How it's like to go to Stanford, at least as an undergrad:

  There is this thing we have called the Duck Syndrome. Basically, you see this serene-looking duck gliding on the surface of a lake, and you think, ah, duckies! Woot. And how relaxed and gracefully it moves across the lake, doing these number 8s

        while those tiny little legs are kicking FURIOUSly under the water.

  So on the surface you have the kids running around throwing frisbees shirtless on the lawns, mucking around with the band on their band runs, partying hard on weekends, and then you go to Green library, and you see the same frat boy who was doing that amazing keg stand giving you a sober nod as you walk by, as he tries to grind thinner the right side of his open engineering textbook.
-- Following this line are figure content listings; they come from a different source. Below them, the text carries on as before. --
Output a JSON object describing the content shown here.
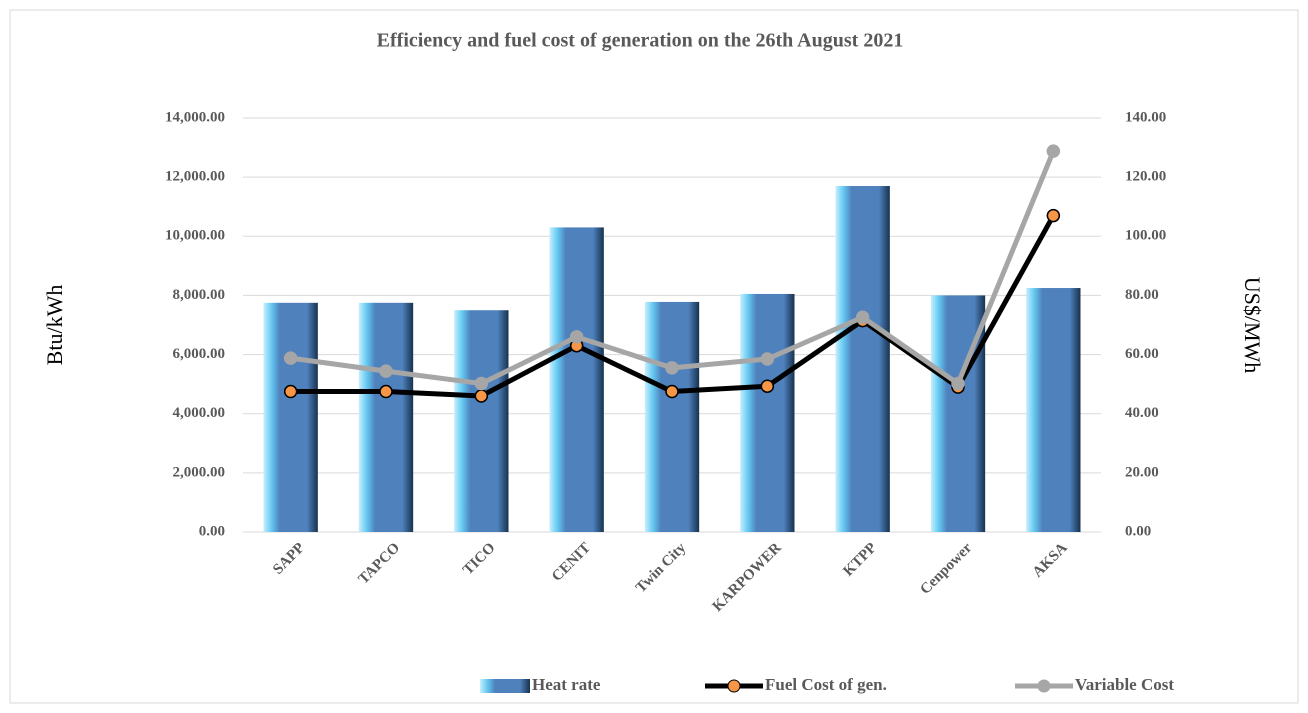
{
  "chart_data": {
    "type": "bar-line",
    "title": "Efficiency and fuel cost of generation on the 26th August 2021",
    "y_label": "Btu/kWh",
    "y2_label": "US$/MWh",
    "categories": [
      "SAPP",
      "TAPCO",
      "TICO",
      "CENIT",
      "Twin City",
      "KARPOWER",
      "KTPP",
      "Cenpower",
      "AKSA"
    ],
    "series": [
      {
        "name": "Heat rate",
        "type": "bar",
        "color": "#4f81bd",
        "values": [
          7750,
          7750,
          7500,
          10300,
          7780,
          8050,
          11700,
          8000,
          8250
        ]
      },
      {
        "name": "Fuel Cost of gen.",
        "type": "line",
        "axis": "y2",
        "color": "#000000",
        "marker_color": "#f79646",
        "values": [
          47.5,
          47.5,
          46,
          63,
          47.5,
          49.3,
          71.5,
          49,
          107
        ]
      },
      {
        "name": "Variable Cost",
        "type": "line",
        "axis": "y2",
        "color": "#a6a6a6",
        "marker_color": "#a6a6a6",
        "values": [
          58.8,
          54.4,
          50.2,
          66,
          55.5,
          58.5,
          72.6,
          50.2,
          128.8
        ]
      }
    ],
    "ylim": [
      0,
      14000
    ],
    "yticks": [
      {
        "value": 0,
        "label": "0.00"
      },
      {
        "value": 2000,
        "label": "2,000.00"
      },
      {
        "value": 4000,
        "label": "4,000.00"
      },
      {
        "value": 6000,
        "label": "6,000.00"
      },
      {
        "value": 8000,
        "label": "8,000.00"
      },
      {
        "value": 10000,
        "label": "10,000.00"
      },
      {
        "value": 12000,
        "label": "12,000.00"
      },
      {
        "value": 14000,
        "label": "14,000.00"
      }
    ],
    "y2lim": [
      0,
      140
    ],
    "y2ticks": [
      {
        "value": 0,
        "label": "0.00"
      },
      {
        "value": 20,
        "label": "20.00"
      },
      {
        "value": 40,
        "label": "40.00"
      },
      {
        "value": 60,
        "label": "60.00"
      },
      {
        "value": 80,
        "label": "80.00"
      },
      {
        "value": 100,
        "label": "100.00"
      },
      {
        "value": 120,
        "label": "120.00"
      },
      {
        "value": 140,
        "label": "140.00"
      }
    ],
    "grid": true,
    "legend": "bottom"
  }
}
  It's sad, really. You have all these ex-nerds who spend all of their freshman year trying to master the art of drinking and coming off as cool or wacky college kids, but they all know deep down who their daddy is. It's that problem set due next week, or midterm or final, or final project, or whatever. So you go through these four years looking around you at this sort of thin experience that's not exactly college and not exacty grad school. No one's totally into anything, so the parties are halfway ok but end way too early, the kids care enough to do well-enough in tests to make the grading curve annoying, but not enough to remember what happened once the next quarter rolls in. Palo Alto, the surrounding city, also sucks. A bourgeois stretch of road leading out of campus that's nothing but wall-to-wall expensive restaurants and exotic furniture stores, and maybe two bars that are so lame even the fizzy cocktails can't sparkle, and the alcohol will only make you sad drunk.

  Like I said, it's a thin, mildly-offputting Kafkaesque experience. But if you do end up going to Stanford, I highly recommend hanging out with the international students. You can say they're the Stanford rich kids who actually know how to spend money in interesting ways, if you're international too (yay me) they're the ones who will hang out with you in the airports of connecting flights or fuck it, our flights leave in about four hours, let's see what Zurich's up to, the ones that host soirees not parties in their off-campus houses, the ones who know how to get a hold of the more interesting drugs like molly and blow, why lie, these are cool kids. Also fun are the hipsters and assorted artsy types, but sure to bring along your irony for a fun time. The football players are also neat too.

  OK, I can't knock it too much, I had fun. Just don't expect the experience to make itself, you've got to get in there and make it happen for yourself.